HCV Elimination in a Health Network Serving Indigenous Communities in Northern California
This month we are launching a new series in Clinical Liver Disease: "Innovations in Hepatitis Elimination," in honor of World Hepatitis Day. The first article, "HCV Elimination in a Health Network Serving Indigenous Communities in Northern California" will be released on July 21st. For each article, we will host a virtual interview with the author to hear more about their work and how their findings can be translated to other elimination programs. Join us on July 22nd for the kick-off of this author interview series with Dr. Kathleen Cassel, an author of this first article, as she describes how Project ECHO is enabling HCV micro-elimination in 7 indigenous communities in Northern California.

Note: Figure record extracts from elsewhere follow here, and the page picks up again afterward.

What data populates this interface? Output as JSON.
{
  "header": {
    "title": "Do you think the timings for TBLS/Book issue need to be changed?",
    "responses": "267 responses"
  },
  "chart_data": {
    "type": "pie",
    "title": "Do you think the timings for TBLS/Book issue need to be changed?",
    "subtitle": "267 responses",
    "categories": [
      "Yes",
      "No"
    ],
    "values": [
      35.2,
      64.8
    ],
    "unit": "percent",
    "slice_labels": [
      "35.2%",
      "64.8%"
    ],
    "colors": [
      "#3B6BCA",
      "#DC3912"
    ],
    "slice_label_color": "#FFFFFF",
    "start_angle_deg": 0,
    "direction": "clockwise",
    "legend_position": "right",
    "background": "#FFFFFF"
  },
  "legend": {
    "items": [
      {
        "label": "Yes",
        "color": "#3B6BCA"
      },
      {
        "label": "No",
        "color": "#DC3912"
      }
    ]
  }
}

Questions and Answers from Author Interview:
Q: Given that this is a tribal community, how did you deal with the stigma? How did you get
people to step up to get treatment?
A: I didn't have many clients express a fear of stigma as an impedement to treatment. Possibly the high prevalence in our community normalized hepatitis C for people.
Q: Are most of your Boomers treated, and newer patients are mostly younger? What
proportion need substance use support and how do you address it?
A: Most of our boomers are treated, though we are still finding new cases as boomers are screened. We started a suboxone clinic to support HCV treatment and addictions treatment in the same setting. We have connections to the local rehab facility so that clients with HCV who enter addiction treatment can be connected to HCV treatment.